For students in kindergarten through second grade, the report showed that 95% of the students improved their early reading skills and 23% moved up a grade level.
Steve Knobloch, director of academic planning and analytics at Houghton Mifflin and Harcourt, presented the report findings and said, “I would predict, based on what I’m seeing here and if we get usage up and more sessions with the students, we should be able to see these kids at grade level.”
Third graders’ usage of the intervention was not strong; the report showed students took part in only 1/3 of the available sessions. However even without completing the remaining 2/3 of sessions, 70% of the students improved their reading levels and 26% were able to meet their end-of-year individualized goals.

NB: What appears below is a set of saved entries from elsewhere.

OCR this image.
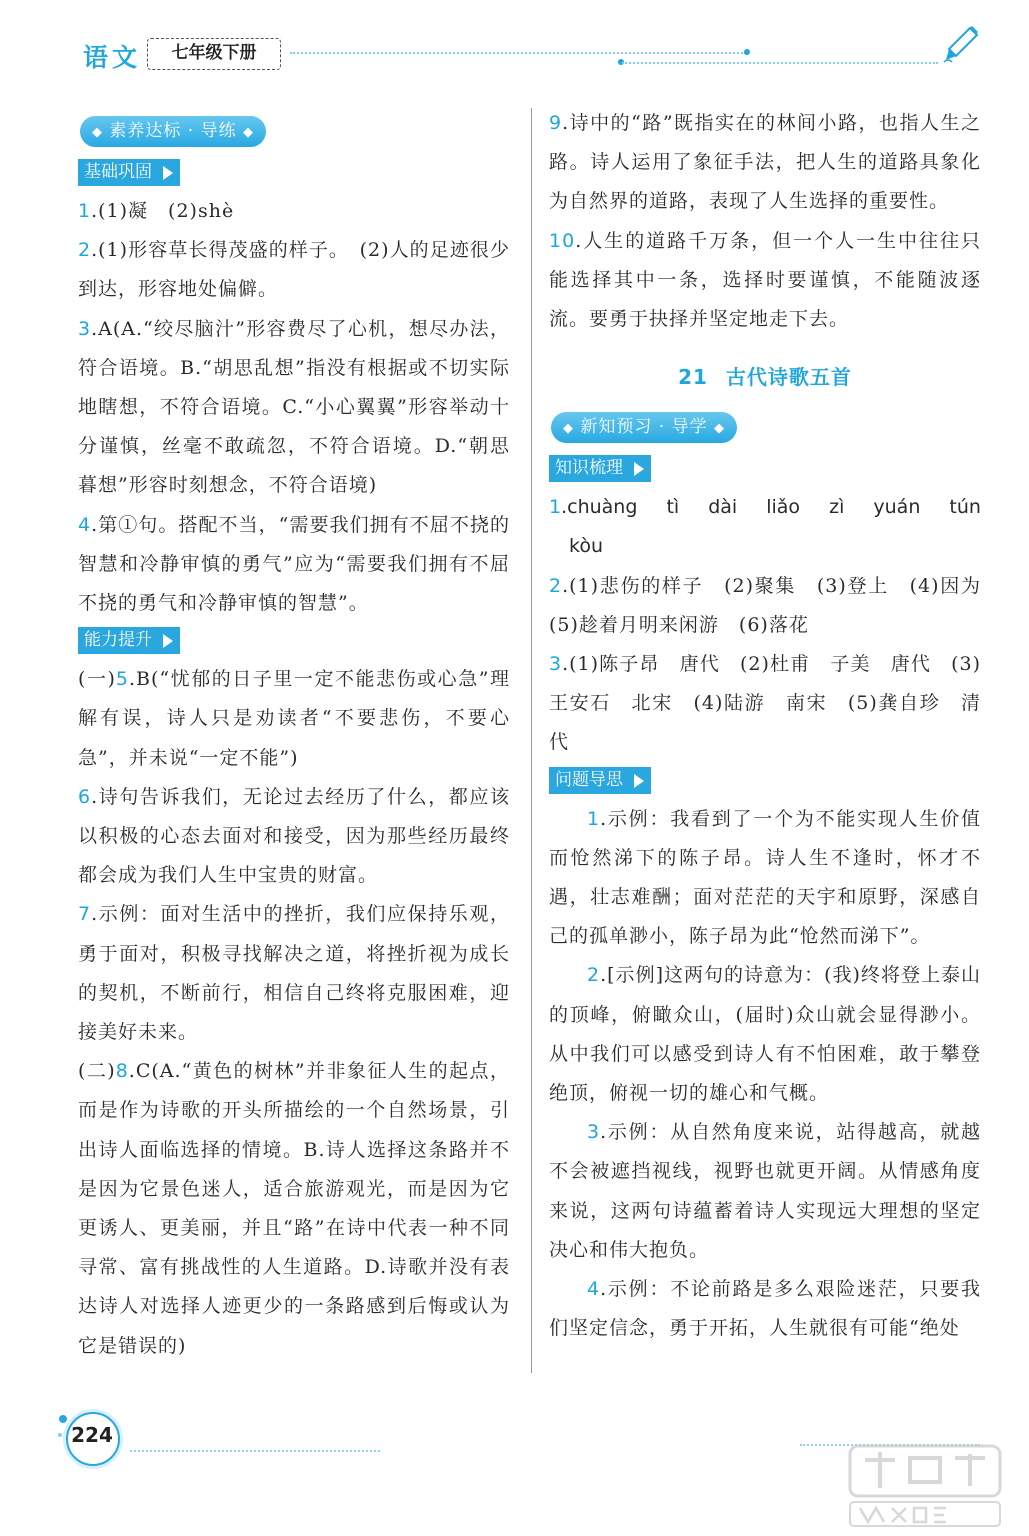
语文	七年级下册
◆ 素养达标 · 导练 ◆
基础巩固
1.(1)凝　(2)shè
2.(1)形容草长得茂盛的样子。　(2)人的足迹很少到达，形容地处偏僻。
3.A(A.“绞尽脑汁”形容费尽了心机，想尽办法，符合语境。B.“胡思乱想”指没有根据或不切实际地瞎想，不符合语境。C.“小心翼翼”形容举动十分谨慎，丝毫不敢疏忽，不符合语境。D.“朝思暮想”形容时刻想念，不符合语境)
4.第①句。搭配不当，“需要我们拥有不屈不挠的智慧和冷静审慎的勇气”应为“需要我们拥有不屈不挠的勇气和冷静审慎的智慧”。
能力提升
(一)5.B(“忧郁的日子里一定不能悲伤或心急”理解有误，诗人只是劝读者“不要悲伤，不要心急”，并未说“一定不能”)
6.诗句告诉我们，无论过去经历了什么，都应该以积极的心态去面对和接受，因为那些经历最终都会成为我们人生中宝贵的财富。
7.示例：面对生活中的挫折，我们应保持乐观，勇于面对，积极寻找解决之道，将挫折视为成长的契机，不断前行，相信自己终将克服困难，迎接美好未来。
(二)8.C(A.“黄色的树林”并非象征人生的起点，而是作为诗歌的开头所描绘的一个自然场景，引出诗人面临选择的情境。B.诗人选择这条路并不是因为它景色迷人，适合旅游观光，而是因为它更诱人、更美丽，并且“路”在诗中代表一种不同寻常、富有挑战性的人生道路。D.诗歌并没有表达诗人对选择人迹更少的一条路感到后悔或认为它是错误的)
9.诗中的“路”既指实在的林间小路，也指人生之路。诗人运用了象征手法，把人生的道路具象化为自然界的道路，表现了人生选择的重要性。
10.人生的道路千万条，但一个人一生中往往只能选择其中一条，选择时要谨慎，不能随波逐流。要勇于抉择并坚定地走下去。
21 古代诗歌五首
◆ 新知预习 · 导学 ◆
知识梳理
1.chuàng tì dài liǎo zì yuán tún
kòu
2.(1)悲伤的样子　(2)聚集　(3)登上　(4)因为　(5)趁着月明来闲游　(6)落花
3.(1)陈子昂　唐代　(2)杜甫　子美　唐代　(3)王安石　北宋　(4)陆游　南宋　(5)龚自珍　清代
问题导思
1.示例：我看到了一个为不能实现人生价值而怆然涕下的陈子昂。诗人生不逢时，怀才不遇，壮志难酬；面对茫茫的天宇和原野，深感自己的孤单渺小，陈子昂为此“怆然而涕下”。
2.[示例]这两句的诗意为：(我)终将登上泰山的顶峰，俯瞰众山，(届时)众山就会显得渺小。从中我们可以感受到诗人有不怕困难，敢于攀登绝顶，俯视一切的雄心和气概。
3.示例：从自然角度来说，站得越高，就越不会被遮挡视线，视野也就更开阔。从情感角度来说，这两句诗蕴蓄着诗人实现远大理想的坚定决心和伟大抱负。
4.示例：不论前路是多么艰险迷茫，只要我们坚定信念，勇于开拓，人生就很有可能“绝处
224
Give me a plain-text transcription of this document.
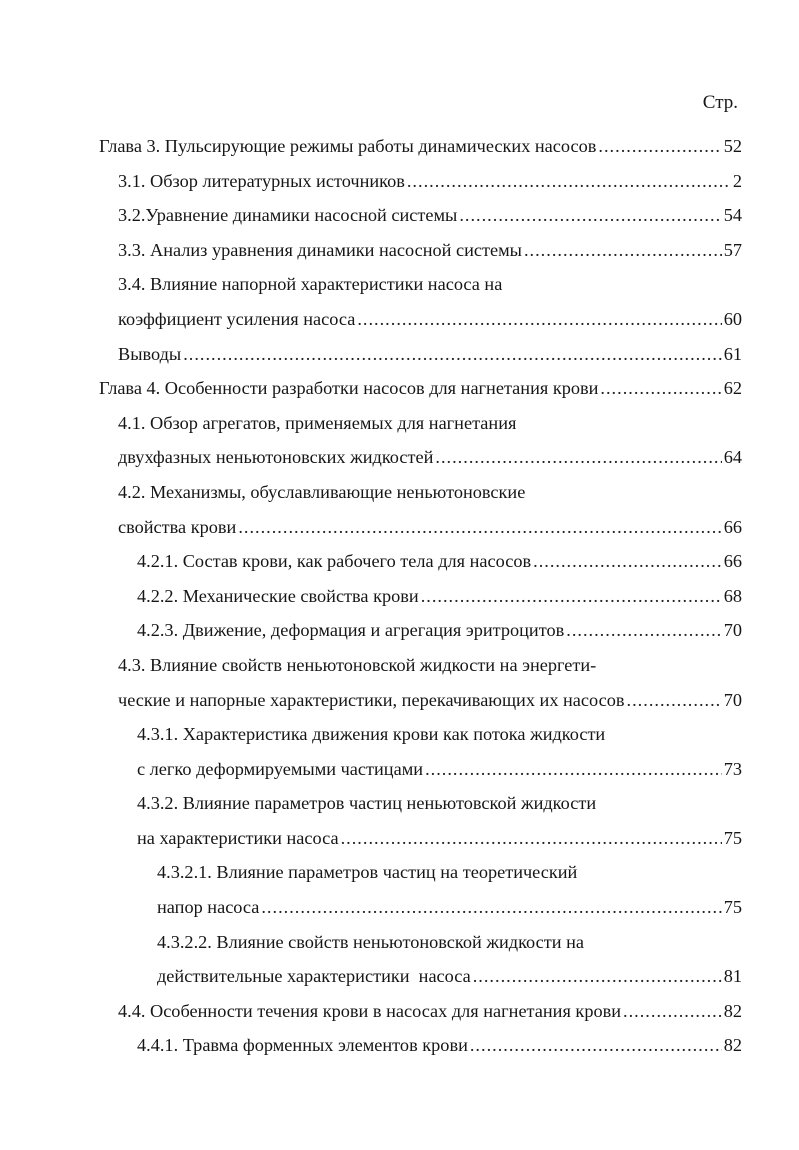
Стр.
Глава 3. Пульсирующие режимы работы динамических насосов .....	52
3.1. Обзор литературных источников .....	2
3.2.Уравнение динамики насосной системы .....	54
3.3. Анализ уравнения динамики насосной системы .....	57
3.4. Влияние напорной характеристики насоса на
коэффициент усиления насоса .....	60
Выводы .....	61
Глава 4. Особенности разработки насосов для нагнетания крови .....	62
4.1. Обзор агрегатов, применяемых для нагнетания
двухфазных неньютоновских жидкостей .....	64
4.2. Механизмы, обуславливающие неньютоновские
свойства крови .....	66
4.2.1. Состав крови, как рабочего тела для насосов .....	66
4.2.2. Механические свойства крови .....	68
4.2.3. Движение, деформация и агрегация эритроцитов .....	70
4.3. Влияние свойств неньютоновской жидкости на энергети-
ческие и напорные характеристики, перекачивающих их насосов .....	70
4.3.1. Характеристика движения крови как потока жидкости
с легко деформируемыми частицами .....	73
4.3.2. Влияние параметров частиц неньютовской жидкости
на характеристики насоса .....	75
4.3.2.1. Влияние параметров частиц на теоретический
напор насоса .....	75
4.3.2.2. Влияние свойств неньютоновской жидкости на
действительные характеристики  насоса .....	81
4.4. Особенности течения крови в насосах для нагнетания крови .....	82
4.4.1. Травма форменных элементов крови .....	82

Middle and high school students had strong results, with 82% and 73% improving their reading levels. All of the participating schools except one exceeded overall year end goals
Board members Daagye Hendricks and Sandra Brown asked what was being done to manage the program better and hold principals and administrators accountable for making certain the program is being fully used.
Herring said administrator evaluations will help make certain principals are accountable.
New School Computers
The board also discussed during the working meeting BCS’ overall technology plan in response to a $444,254 request to refresh desktop and laptop computers at Carver High School.
Some of the board members, reacting to the cost, discussed the need for a uniform, systemwide approach to technology and suggested holding off on purchasing decisions until options could be further examined.
Herring said that, given the age of current computers and scope of the need, delay would hurt daily school operations.
Troy Williams, chief operations officer, said the last broad computer purchase was in 2011, and the plan is to address the 15 schools that have computers that are nine years old or older.
Board members Brown and Mickey Millsap both said the effort to replace outdated computers should be expedited.
“If there is a way to advance this faster, I’m on board. If you are working on something that old, that’s causing problems,” said Millsap.